How can I get the query that returns the latest version to be just as fast as the query that returns the oldest version?

Doug_Duncan · November 14, 2022, 1:46pm

Hi @Matthew_Shaylor , and welcome back to the community forums.

I just tested your query against a very small number of documents and I see that the aggregation is using an index:

Can you state how many documents are in your collection? It appears that there are other fields that are not being shown. Are there a large number of these fields? Is the document size large? All of this can play into things being slow.

Not knowing anything about your data it’s hard to build a representative test to say for sure how to speed things up, but the query should indeed be using an index.

Matthew_Shaylor · November 14, 2022, 2:52pm

@Doug_Duncan yeah I can see it uses an index. But it will use that index even if I pick a non-trivial GroupBy such as $count() - so that use of the index alone is not enough to show any optimisation has occured.

There are other fields in the documents, average document size is 25kb. There are a few million documents in the collection - though for a given name and date usually there’s only a single document, sometimes up to 3 or 4 but rarely more than that.
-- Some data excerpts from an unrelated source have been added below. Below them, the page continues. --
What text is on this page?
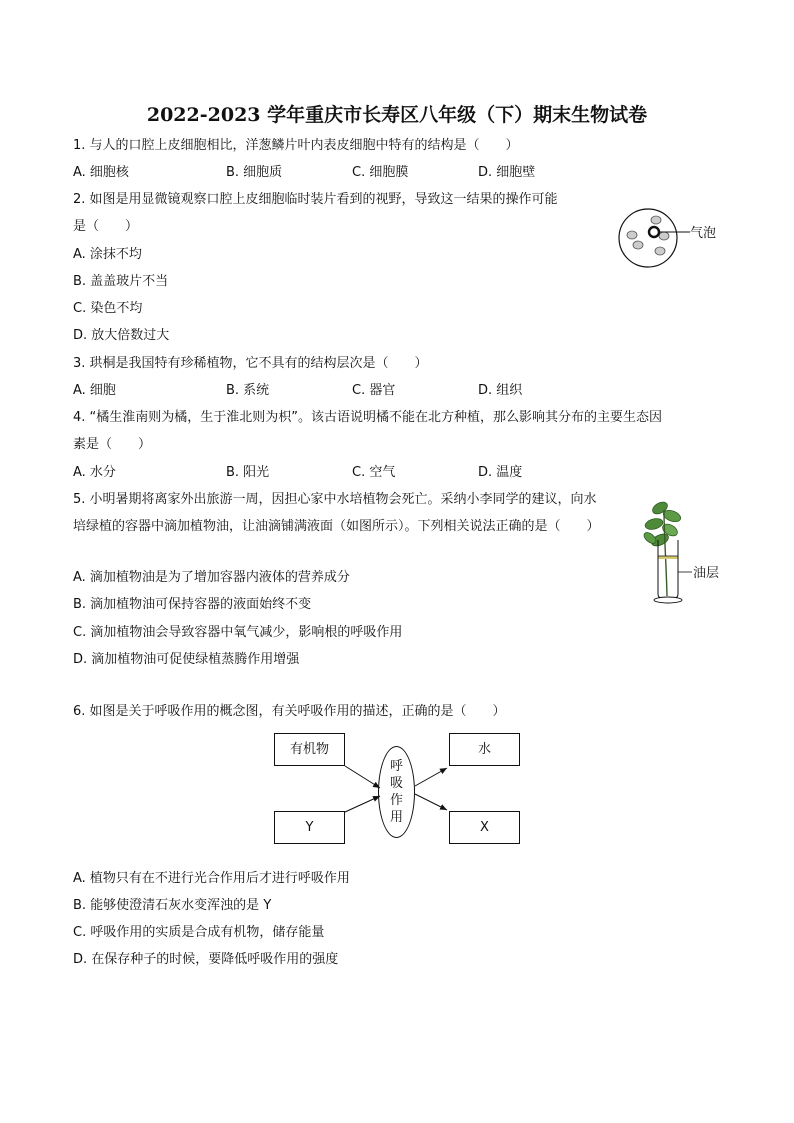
2022-2023 学年重庆市长寿区八年级（下）期末生物试卷
1. 与人的口腔上皮细胞相比，洋葱鳞片叶内表皮细胞中特有的结构是（　　）
A. 细胞核	B. 细胞质	C. 细胞膜	D. 细胞壁
2. 如图是用显微镜观察口腔上皮细胞临时装片看到的视野，导致这一结果的操作可能
是（　　）
A. 涂抹不均
B. 盖盖玻片不当
C. 染色不均
D. 放大倍数过大
气泡
3. 珙桐是我国特有珍稀植物，它不具有的结构层次是（　　）
A. 细胞	B. 系统	C. 器官	D. 组织
4. “橘生淮南则为橘，生于淮北则为枳”。该古语说明橘不能在北方种植，那么影响其分布的主要生态因
素是（　　）
A. 水分	B. 阳光	C. 空气	D. 温度
5. 小明暑期将离家外出旅游一周，因担心家中水培植物会死亡。采纳小李同学的建议，向水
培绿植的容器中滴加植物油，让油滴铺满液面（如图所示）。下列相关说法正确的是（　　）
A. 滴加植物油是为了增加容器内液体的营养成分
B. 滴加植物油可保持容器的液面始终不变
C. 滴加植物油会导致容器中氧气减少，影响根的呼吸作用
D. 滴加植物油可促使绿植蒸腾作用增强
油层
6. 如图是关于呼吸作用的概念图，有关呼吸作用的描述，正确的是（　　）
有机物
Y
呼
吸
作
用
水
X
A. 植物只有在不进行光合作用后才进行呼吸作用
B. 能够使澄清石灰水变浑浊的是 Y
C. 呼吸作用的实质是合成有机物，储存能量
D. 在保存种子的时候，要降低呼吸作用的强度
Here’s another way of looking at the issue: Let’s say I have the following pipline:

{
  $match: {
     businessDate: 20221114,
     version: 1
  }
},
 {
    $sort: {
        name: 1,
        businessDate: -1,
        version: -1
    }
}
{
    $group: {
        _id: {
            name: '$name',
            date: '$businessDate'
        },
        first: {
            $first: '$$ROOT'
        }
    }
}, {
    $replaceRoot: {
        newRoot: '$first'
    }
}

If I query this way, it should be VERY fast because each groupby will contain a single document (because all index fields are either in the $match filter or the $groupby index, and the collection index is unique). However it seems MongoDb isn’t able to leverage this, so the query is slow. I think that even though the indexes guarantee there’s only a single document in the groupby, the pipeline has to wait until all documents have been processed before returning anything!